Both candidates painted drastically opposite pictures of the kind of court they would project in the event of victory in the forthcoming presidential election.
This contest of wits over the ideological slant of the Supreme Court in America is presently seen in the refusal of the Republican-controlled Senate to consider President Barack Obama’s nomination of Judge Merrick Garland to replace Justice Antonin Scalia who died last February.
That nomination has been stood down by the Senate on the premise that President Obama should not alter the ideological balance of the court in an election year.
But the Democrats who are eager to rush through liberal policies can hardly wait. Indeed, for some of them, the death of Justice Scalia was an opportunity to erode that branch of jurisprudence inclined to textualism and originality of the Constitution that Scalia stood for.
The dithering procrastination by the Republican Senate in considering Obama’s nominee to replace Scalia underlines the degree of ideological conflict between the dominant political parties in that country.
It is, however, noteworthy that such ideological conflicts are totally absent in Nigeria. It is as such not surprising that President Muhammadu Buhari’s two nominations to the Supreme Court on October 11 were cleared within ten days.
In making the approval, it is noteworthy that no public hearings were conducted to appraise public perception of the two new justices. Indeed, it is shocking that Supreme Court justices who give pronouncements that in effect could upturn the interpretation of the constitution are in these shores easily passed through with little scrutiny.
Such cavalier appraisal of the nominees into the Supreme Court may have partly contributed to what is now generally regarded as the greatest attack on the judiciary in the nation’s history.
The raid on the houses of Supreme Court justices and judges of lower courts is in the view of some, a great desecration of the judiciary and a violation of the hallowed principle of separation of powers.
While the process employed by the security operatives in raiding the houses of the judges remains debatable, only a few have argued against the propriety of bringing the much-needed cleansing to the temple of justice.
Judges who call black white and call white black are the greatest threat to the nation’s democracy. They should be brought to account, not just by dismissal as the National Judicial Council, NJC, is wont to, but by punitive actions that should show deterrence.

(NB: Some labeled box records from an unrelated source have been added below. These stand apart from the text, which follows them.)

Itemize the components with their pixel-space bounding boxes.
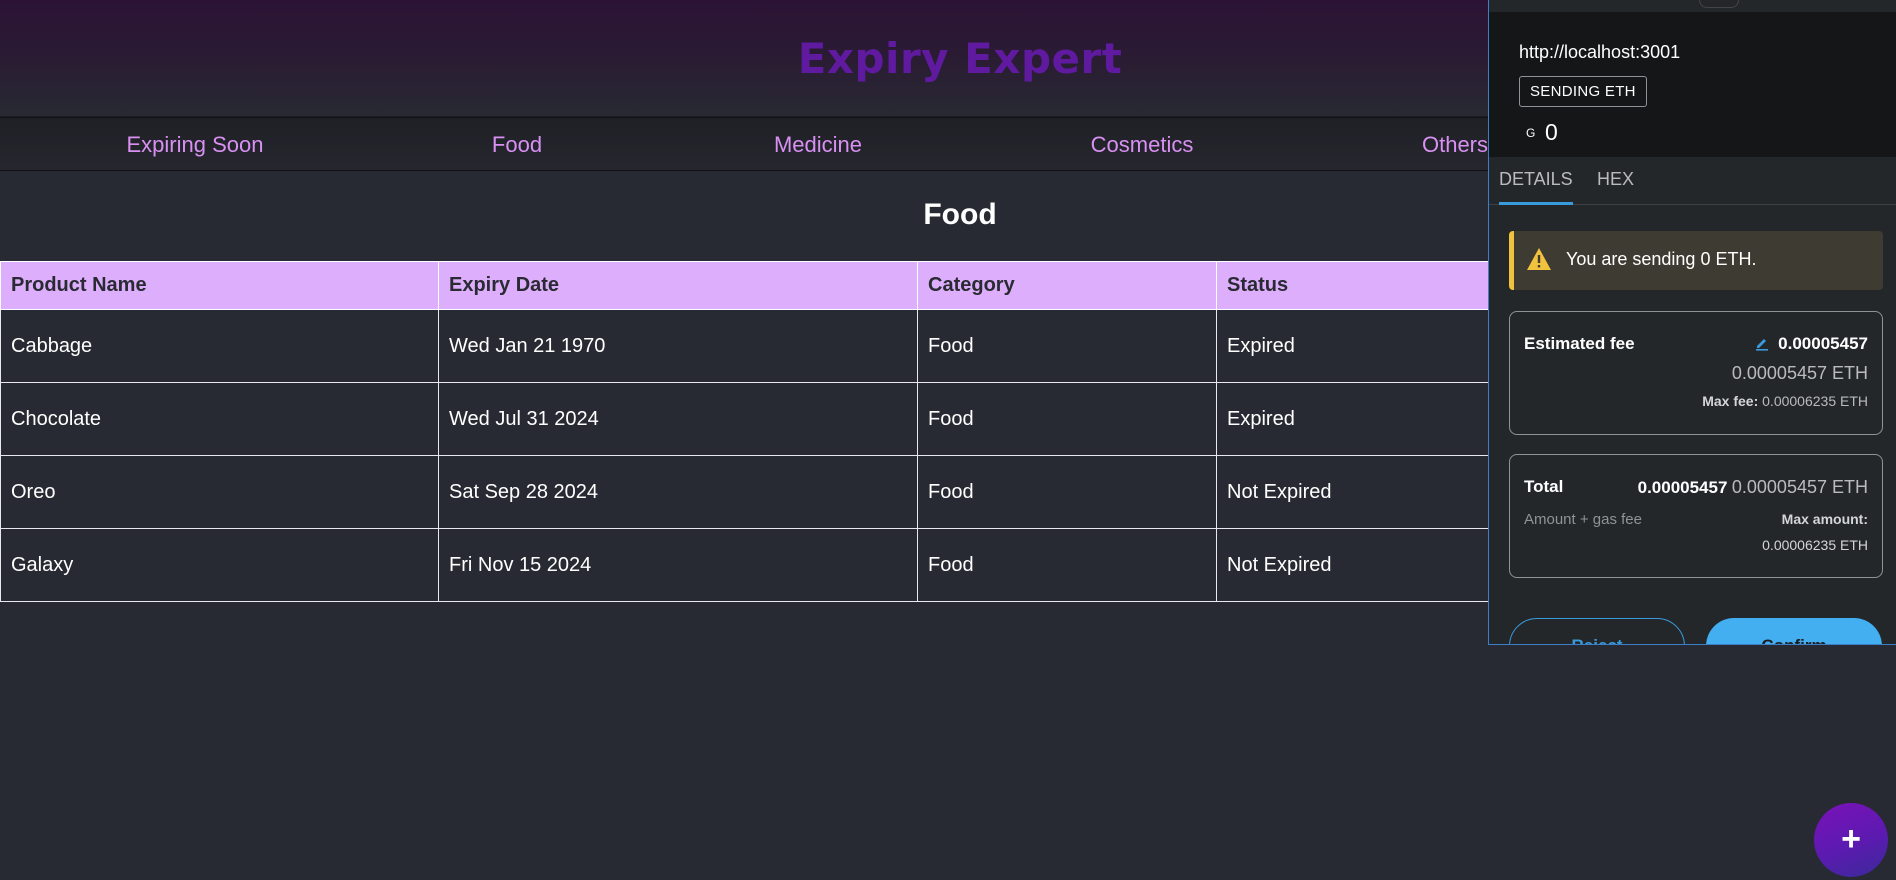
warning-text: You are sending 0 ETH. (1566, 249, 1757, 269)
send-warning-banner: You are sending 0 ETH. (1509, 231, 1883, 290)
estimated-fee-label: Estimated fee (1524, 334, 1635, 353)
confirm-button[interactable]: Confirm (1706, 618, 1882, 644)
column-header-status: Status (1216, 261, 1501, 310)
total-value: 0.00005457 (1637, 478, 1728, 497)
account-avatar-edge (1699, 0, 1739, 8)
tab-details[interactable]: DETAILS (1499, 157, 1573, 205)
total-label: Total (1524, 477, 1564, 496)
expiry-date-cell: Wed Jul 31 2024 (438, 382, 918, 456)
nav-item-food[interactable]: Food (492, 118, 542, 172)
wallet-confirmation-popup: http://localhost:3001 SENDING ETH G 0 DE… (1488, 0, 1896, 645)
max-fee-value: 0.00006235 ETH (1762, 393, 1868, 409)
table-row: Galaxy Fri Nov 15 2024 Food Not Expired (0, 528, 1501, 602)
nav-item-expiring-soon[interactable]: Expiring Soon (127, 118, 264, 172)
table-row: Oreo Sat Sep 28 2024 Food Not Expired (0, 455, 1501, 529)
estimated-fee-value: 0.00005457 (1778, 334, 1868, 353)
expiry-date-cell: Wed Jan 21 1970 (438, 309, 918, 383)
estimated-fee-row: 0.00005457 (1754, 334, 1868, 356)
expiry-date-cell: Fri Nov 15 2024 (438, 528, 918, 602)
table-header-row: Product Name Expiry Date Category Status (0, 261, 1501, 310)
category-cell: Food (917, 528, 1217, 602)
status-cell: Expired (1216, 309, 1501, 383)
column-header-product-name: Product Name (0, 261, 439, 310)
max-amount-label: Max amount: (1782, 511, 1868, 527)
status-cell: Not Expired (1216, 528, 1501, 602)
category-cell: Food (917, 455, 1217, 529)
add-product-button[interactable]: + (1814, 803, 1888, 877)
max-amount-value: 0.00006235 ETH (1762, 537, 1868, 553)
category-cell: Food (917, 309, 1217, 383)
expiry-date-cell: Sat Sep 28 2024 (438, 455, 918, 529)
total-box: Total 0.00005457 0.00005457 ETH Amount +… (1509, 454, 1883, 578)
max-amount-label-text: Max amount: (1781, 511, 1868, 527)
token-symbol: G (1526, 126, 1536, 140)
nav-item-medicine[interactable]: Medicine (774, 118, 862, 172)
total-row: 0.00005457 0.00005457 ETH (1638, 477, 1868, 498)
products-table: Product Name Expiry Date Category Status… (0, 261, 1501, 602)
status-cell: Expired (1216, 382, 1501, 456)
table-row: Cabbage Wed Jan 21 1970 Food Expired (0, 309, 1501, 383)
product-name-cell: Chocolate (0, 382, 439, 456)
estimated-fee-box: Estimated fee 0.00005457 0.00005457 ETH … (1509, 311, 1883, 435)
nav-item-cosmetics[interactable]: Cosmetics (1091, 118, 1194, 172)
product-name-cell: Oreo (0, 455, 439, 529)
column-header-expiry-date: Expiry Date (438, 261, 918, 310)
estimated-fee-eth: 0.00005457 ETH (1731, 363, 1868, 383)
max-fee-row: Max fee: 0.00006235 ETH (1702, 393, 1868, 409)
table-row: Chocolate Wed Jul 31 2024 Food Expired (0, 382, 1501, 456)
category-cell: Food (917, 382, 1217, 456)
column-header-category: Category (917, 261, 1217, 310)
wallet-tabs: DETAILS HEX (1489, 157, 1896, 205)
nav-item-others[interactable]: Others (1422, 118, 1488, 172)
request-origin: http://localhost:3001 (1519, 42, 1681, 62)
wallet-summary: http://localhost:3001 SENDING ETH G 0 (1489, 0, 1896, 157)
product-name-cell: Galaxy (0, 528, 439, 602)
edit-fee-icon[interactable] (1754, 335, 1770, 356)
transaction-type-badge: SENDING ETH (1519, 76, 1647, 107)
max-fee-label: Max fee: (1702, 393, 1759, 409)
total-sub-label: Amount + gas fee (1524, 511, 1642, 528)
total-value-eth: 0.00005457 ETH (1731, 477, 1868, 497)
send-amount: 0 (1545, 119, 1558, 145)
status-cell: Not Expired (1216, 455, 1501, 529)
tab-hex[interactable]: HEX (1597, 157, 1634, 205)
product-name-cell: Cabbage (0, 309, 439, 383)
reject-button[interactable]: Reject (1509, 618, 1685, 644)
warning-icon (1526, 247, 1552, 276)
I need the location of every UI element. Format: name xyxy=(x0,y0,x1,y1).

However, the unfolding inquisition in the temple of justice has also thrown up issues of bias. In nearly all cases, the justices that have been “indicted” were those who allegedly gave judgments that did not favour the ruling party. Two Supreme Court justices have now come out to openly accuse two serving ministers of trying to influence them to twist justice to favour the ruling All Progressives Congress, APC, accusations that have been strongly denied by the two men.

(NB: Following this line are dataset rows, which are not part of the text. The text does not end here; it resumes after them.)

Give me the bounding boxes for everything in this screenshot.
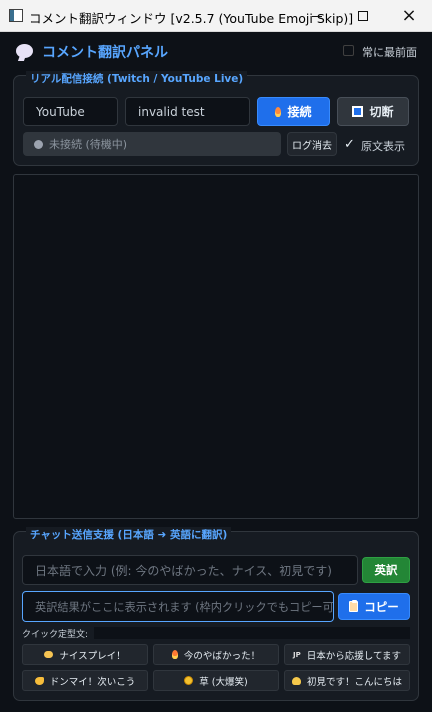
japanese-input[interactable]: 日本語で入力 (例: 今のやばかった、ナイス、初見です)	[22, 555, 358, 585]
connection-status: 未接続 (待機中)	[23, 132, 281, 156]
disconnect-button-label: 切断	[369, 105, 394, 119]
copy-button-label: コピー	[364, 599, 399, 614]
maximize-icon	[358, 11, 368, 21]
platform-select[interactable]: YouTube	[23, 97, 118, 126]
quick-phrase-label: クイック定型文:	[22, 630, 89, 640]
topmost-checkbox[interactable]	[343, 45, 354, 56]
quick-phrase-label-6: 初見です！こんにちは	[306, 676, 402, 688]
disconnect-button[interactable]: 切断	[337, 97, 409, 126]
copy-button[interactable]: コピー	[338, 593, 410, 620]
maximize-button[interactable]	[340, 0, 386, 32]
live-connection-section-label: リアル配信接続 (Twitch / YouTube Live)	[26, 71, 248, 86]
quick-phrase-label-1: ナイスプレイ！	[59, 650, 126, 662]
jp-flag-icon: JP	[293, 650, 301, 659]
clear-log-button[interactable]: ログ消去	[287, 132, 337, 156]
show-original-checkmark-icon[interactable]: ✓	[344, 138, 355, 151]
translation-result-field[interactable]: 英訳結果がここに表示されます (枠内クリックでもコピー可能)	[22, 591, 334, 622]
fire-icon	[171, 650, 178, 659]
minimize-icon	[312, 15, 322, 17]
app-icon	[9, 9, 23, 22]
close-button[interactable]: ×	[386, 0, 432, 32]
quick-phrase-label-3: 日本から応援してます	[306, 650, 401, 662]
quick-phrase-label-2: 今のやばかった！	[183, 650, 261, 662]
stop-icon	[352, 106, 364, 117]
quick-phrase-label-5: 草 (大爆笑)	[199, 676, 248, 688]
quick-phrase-lol-button[interactable]: 草 (大爆笑)	[153, 670, 279, 691]
flame-icon	[275, 106, 282, 117]
speech-bubble-icon	[16, 44, 33, 58]
laughing-face-icon	[184, 676, 194, 685]
translation-log-area[interactable]	[13, 174, 419, 519]
page-title: コメント翻訳パネル	[42, 45, 168, 61]
channel-input[interactable]: invalid test	[125, 97, 250, 126]
close-icon: ×	[401, 5, 417, 26]
topmost-label: 常に最前面	[362, 46, 417, 59]
strong-arm-icon	[34, 676, 44, 685]
translate-button[interactable]: 英訳	[362, 557, 410, 583]
quick-phrase-strip	[94, 627, 410, 639]
connect-button[interactable]: 接続	[257, 97, 330, 126]
chat-send-support-section-label: チャット送信支援 (日本語 ➜ 英語に翻訳)	[26, 527, 232, 542]
quick-phrase-dont-mind-button[interactable]: ドンマイ！次いこう	[22, 670, 148, 691]
quick-phrase-first-time-hello-button[interactable]: 初見です！こんにちは	[284, 670, 410, 691]
quick-phrase-support-from-japan-button[interactable]: JP 日本から応援してます	[284, 644, 410, 665]
show-original-label: 原文表示	[361, 140, 405, 153]
clipboard-icon	[349, 600, 359, 612]
minimize-button[interactable]	[294, 0, 340, 32]
window-titlebar: コメント翻訳ウィンドウ [v2.5.7 (YouTube Emoji Skip)…	[0, 0, 432, 32]
status-dot-icon	[34, 139, 43, 149]
clap-icon	[44, 651, 54, 658]
quick-phrase-label-4: ドンマイ！次いこう	[49, 676, 136, 688]
wave-icon	[291, 676, 301, 685]
quick-phrase-amazing-button[interactable]: 今のやばかった！	[153, 644, 279, 665]
connect-button-label: 接続	[287, 105, 312, 119]
connection-status-text: 未接続 (待機中)	[49, 138, 128, 151]
quick-phrase-nice-play-button[interactable]: ナイスプレイ！	[22, 644, 148, 665]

Rotimi Amaechi, one of the two ministers so named was himself a beneficiary of a judicial uprising against what was alleged an attempt by the Olusegun Obasanjo administration to intimidate the Supreme Court.
When in 2007, Senator Ifeanyi Ararume emerged as its governorship candidate for Imo State and the powers in the party resisted him, he went to court which upheld his claim forcing an angry President Obasanjo to openly declare that instead of presenting Ararume that the PDP would back Ikedi Ohakim of the Progressive Peoples Alliance, PPA. Obasanjo’s effort was in effect to frustrate the judgment of the court.

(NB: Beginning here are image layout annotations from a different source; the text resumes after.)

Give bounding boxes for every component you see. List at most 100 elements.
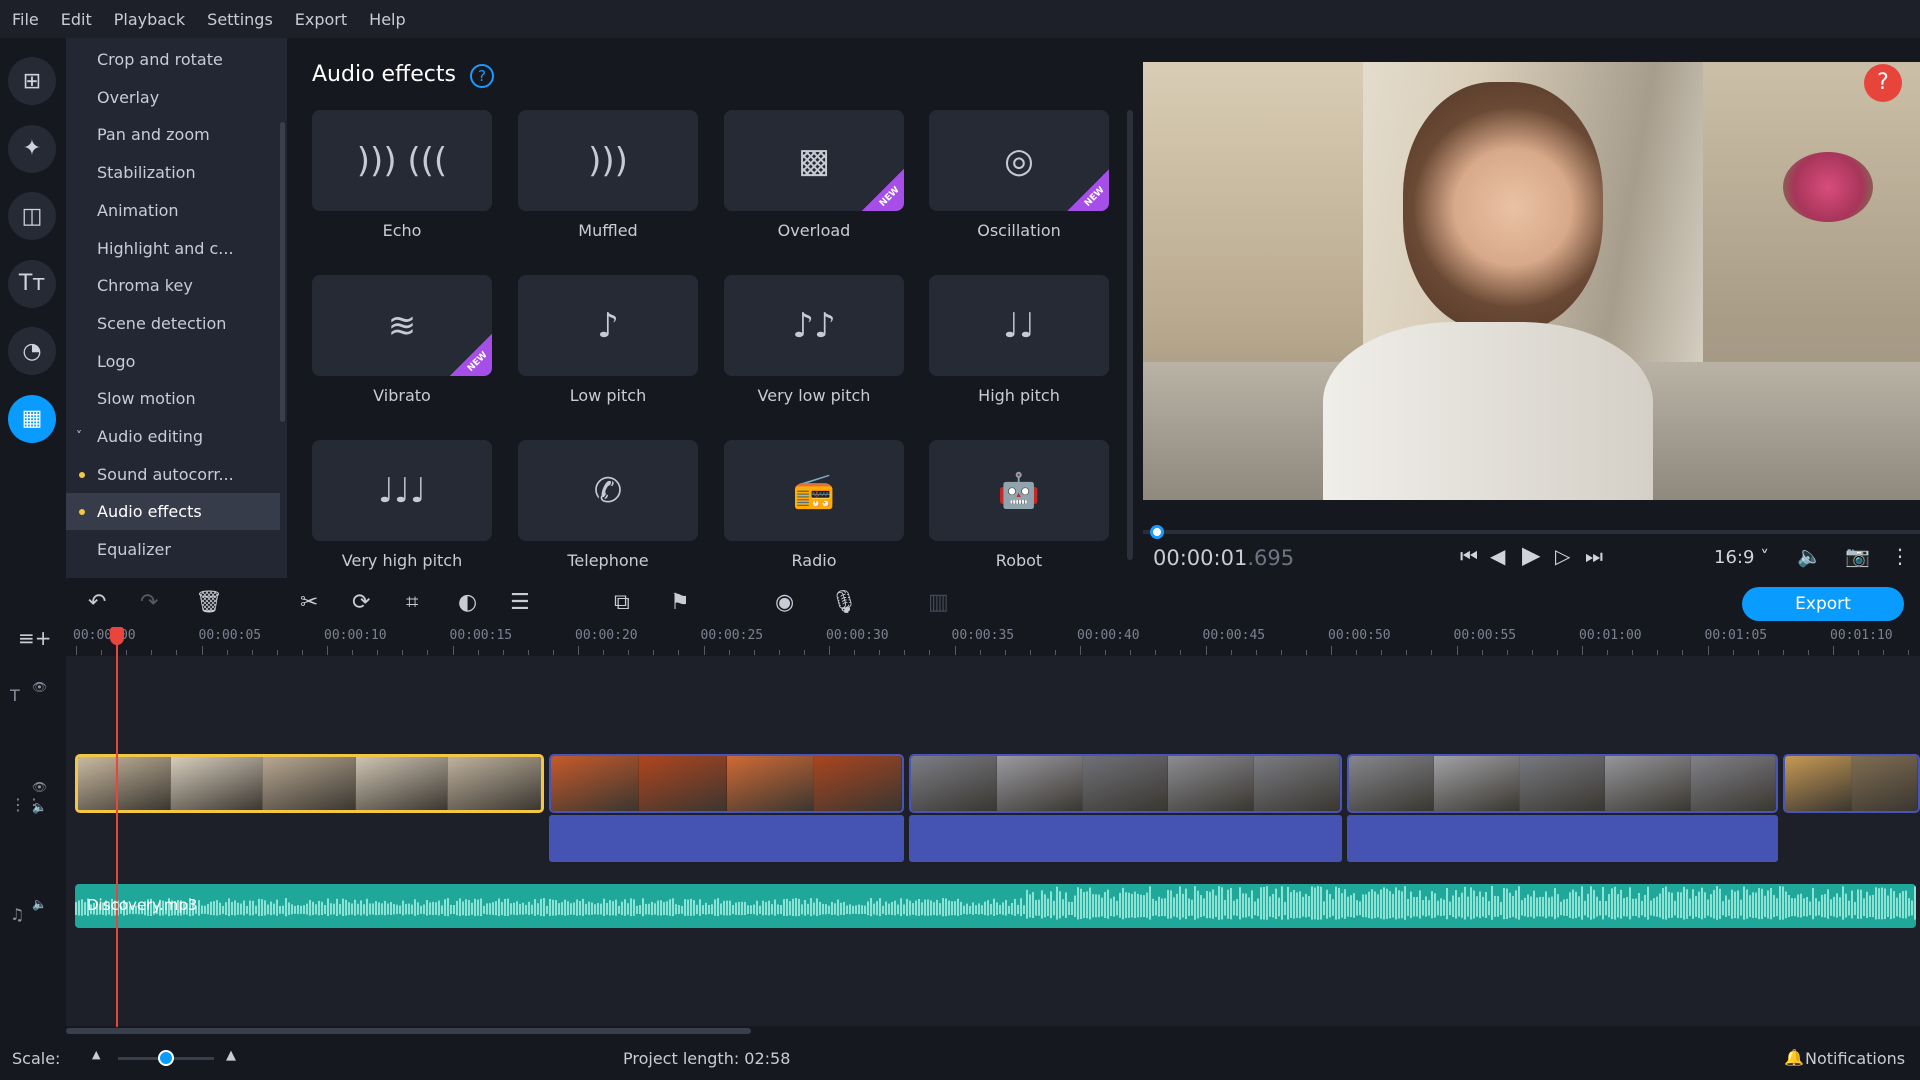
transition-wizard-icon[interactable]: ⧉ [614, 590, 630, 615]
tools-list-item[interactable]: Stabilization [66, 154, 280, 191]
effect-tile-very-low-pitch[interactable]: ♪♪ [724, 275, 904, 376]
tools-list-item[interactable]: ˅ Audio editing [66, 418, 280, 455]
color-adjust-icon[interactable]: ◐ [458, 590, 477, 615]
tools-list-item[interactable]: Sound autocorr... [66, 456, 280, 493]
effect-tile-low-pitch[interactable]: ♪ [518, 275, 698, 376]
tools-list-item[interactable]: Slow motion [66, 380, 280, 417]
effect-tile-vibrato[interactable]: ≋ NEW [312, 275, 492, 376]
aspect-ratio-dropdown[interactable]: 16:9 ˅ [1714, 547, 1769, 568]
effect-tile-robot[interactable]: 🤖 [929, 440, 1109, 541]
redo-icon[interactable]: ↷ [140, 590, 158, 615]
effect-tile-high-pitch[interactable]: ♩♩ [929, 275, 1109, 376]
volume-icon[interactable]: 🔈 [1797, 544, 1822, 568]
tools-list-item[interactable]: Scene detection [66, 305, 280, 342]
snapshot-icon[interactable]: 📷 [1845, 544, 1870, 568]
tools-list-item[interactable]: Chroma key [66, 267, 280, 304]
magic-wand-button[interactable]: ✦ [8, 124, 56, 173]
menu-edit[interactable]: Edit [61, 10, 92, 29]
next-frame-icon[interactable]: ▷ [1555, 544, 1570, 568]
video-clip[interactable] [549, 754, 904, 813]
effect-tile-muffled[interactable]: ))) [518, 110, 698, 211]
menu-help[interactable]: Help [369, 10, 405, 29]
effect-tile-very-high-pitch[interactable]: ♩♩♩ [312, 440, 492, 541]
scale-slider-handle[interactable] [158, 1050, 174, 1066]
add-track-icon[interactable]: ≡+ [18, 626, 52, 650]
crop-icon[interactable]: ⌗ [406, 590, 418, 615]
help-icon[interactable]: ? [470, 64, 494, 88]
tools-list-item[interactable]: Equalizer [66, 531, 280, 568]
audio-mute-icon[interactable]: 🔈 [32, 897, 47, 911]
tools-list-item[interactable]: Overlay [66, 79, 280, 116]
ruler-tick [402, 650, 404, 655]
titles-button[interactable]: Tт [8, 259, 56, 308]
timeline-ruler[interactable]: 00:00:00 00:00:05 00:00:10 00:00:15 00:00:20… [66, 625, 1920, 655]
waveform-bar [1224, 900, 1226, 916]
effect-tile-overload[interactable]: ▩ NEW [724, 110, 904, 211]
effect-label: Echo [382, 221, 422, 240]
audio-levels-icon[interactable]: ▥ [928, 590, 949, 615]
marker-icon[interactable]: ⚑ [670, 590, 690, 615]
video-mute-icon[interactable]: 🔈 [32, 800, 47, 814]
more-tools-button[interactable]: ▦ [8, 394, 56, 443]
clip-properties-icon[interactable]: ☰ [510, 590, 530, 615]
waveform-bar [852, 905, 854, 914]
menu-settings[interactable]: Settings [207, 10, 273, 29]
tools-list-scrollbar[interactable] [280, 122, 285, 422]
play-icon[interactable]: ▶ [1522, 541, 1540, 569]
zoom-in-icon[interactable]: ▲ [226, 1048, 236, 1063]
playhead[interactable] [116, 627, 118, 1027]
cut-icon[interactable]: ✂ [300, 590, 318, 615]
seek-handle[interactable] [1149, 525, 1164, 539]
waveform-bar [1311, 886, 1313, 920]
import-button[interactable]: ⊞ [8, 57, 56, 105]
menu-file[interactable]: File [12, 10, 39, 29]
transitions-button[interactable]: ◫ [8, 192, 56, 240]
timeline-scrollbar[interactable] [66, 1028, 751, 1034]
video-clip[interactable] [909, 754, 1342, 813]
menu-export[interactable]: Export [295, 10, 347, 29]
webcam-icon[interactable]: ◉ [775, 590, 794, 615]
zoom-out-icon[interactable]: ▲ [92, 1048, 100, 1061]
rotate-icon[interactable]: ⟳ [352, 590, 370, 615]
skip-to-end-icon[interactable]: ⏭ [1585, 544, 1603, 568]
skip-to-start-icon[interactable]: ⏮ [1460, 544, 1478, 568]
tools-list-item[interactable]: Pan and zoom [66, 116, 280, 153]
tools-list-item[interactable]: Animation [66, 192, 280, 229]
help-button[interactable]: ? [1864, 64, 1902, 102]
menu-playback[interactable]: Playback [114, 10, 185, 29]
microphone-icon[interactable]: 🎙 [830, 590, 858, 615]
video-clip[interactable] [1783, 754, 1920, 813]
export-button[interactable]: Export [1742, 587, 1904, 621]
waveform-bar [1848, 900, 1850, 916]
tools-list-item[interactable]: Crop and rotate [66, 41, 280, 78]
effect-tile-echo[interactable]: ))) ((( [312, 110, 492, 211]
undo-icon[interactable]: ↶ [88, 590, 106, 615]
seek-bar[interactable] [1143, 530, 1920, 534]
effect-tile-telephone[interactable]: ✆ [518, 440, 698, 541]
more-options-icon[interactable]: ⋮ [1890, 544, 1910, 568]
playhead-handle[interactable] [110, 627, 124, 645]
video-visibility-icon[interactable]: 👁 [32, 780, 47, 794]
tools-list-item[interactable]: Highlight and c... [66, 230, 280, 267]
effect-tile-oscillation[interactable]: ◎ NEW [929, 110, 1109, 211]
clip-audio-block[interactable] [909, 815, 1342, 862]
bell-icon[interactable]: 🔔 [1784, 1048, 1804, 1067]
audio-clip[interactable]: Discovery.mp3 [75, 884, 1916, 928]
waveform-bar [1440, 898, 1442, 917]
panel-scrollbar[interactable] [1127, 110, 1133, 560]
clip-audio-block[interactable] [549, 815, 904, 862]
video-clip[interactable] [1347, 754, 1778, 813]
notifications-button[interactable]: Notifications [1805, 1049, 1905, 1068]
tools-list-item[interactable]: Logo [66, 343, 280, 380]
stickers-button[interactable]: ◔ [8, 327, 56, 375]
tools-list-item[interactable]: Audio effects [66, 493, 280, 531]
visibility-icon[interactable]: 👁 [32, 680, 47, 694]
scale-label: Scale: [12, 1049, 61, 1068]
delete-icon[interactable]: 🗑 [195, 590, 223, 615]
clip-audio-block[interactable] [1347, 815, 1778, 862]
ruler-tick [1431, 650, 1433, 655]
effect-tile-radio[interactable]: 📻 [724, 440, 904, 541]
video-clip[interactable] [75, 754, 544, 813]
chevron-down-icon[interactable]: ˅ [76, 418, 82, 455]
previous-frame-icon[interactable]: ◀︎ [1490, 544, 1505, 568]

Given that Amaechi’s governorship bid faced a similar K-leg problem, as Obasanjo called it, the justices of the Supreme Court it was claimed at that time waited for Obasanjo to take his exit from office. Two weeks after he left, they shoved his Man-Friday, Andy Uba out of the Anambra Government House and four months later, affirmed Amaechi as governor. That for the justices was their retribution.
After two bloody civilian Commanders-in-Chief, the justices of the Supreme Court now have an even more unorthodox soldier president to tackle with.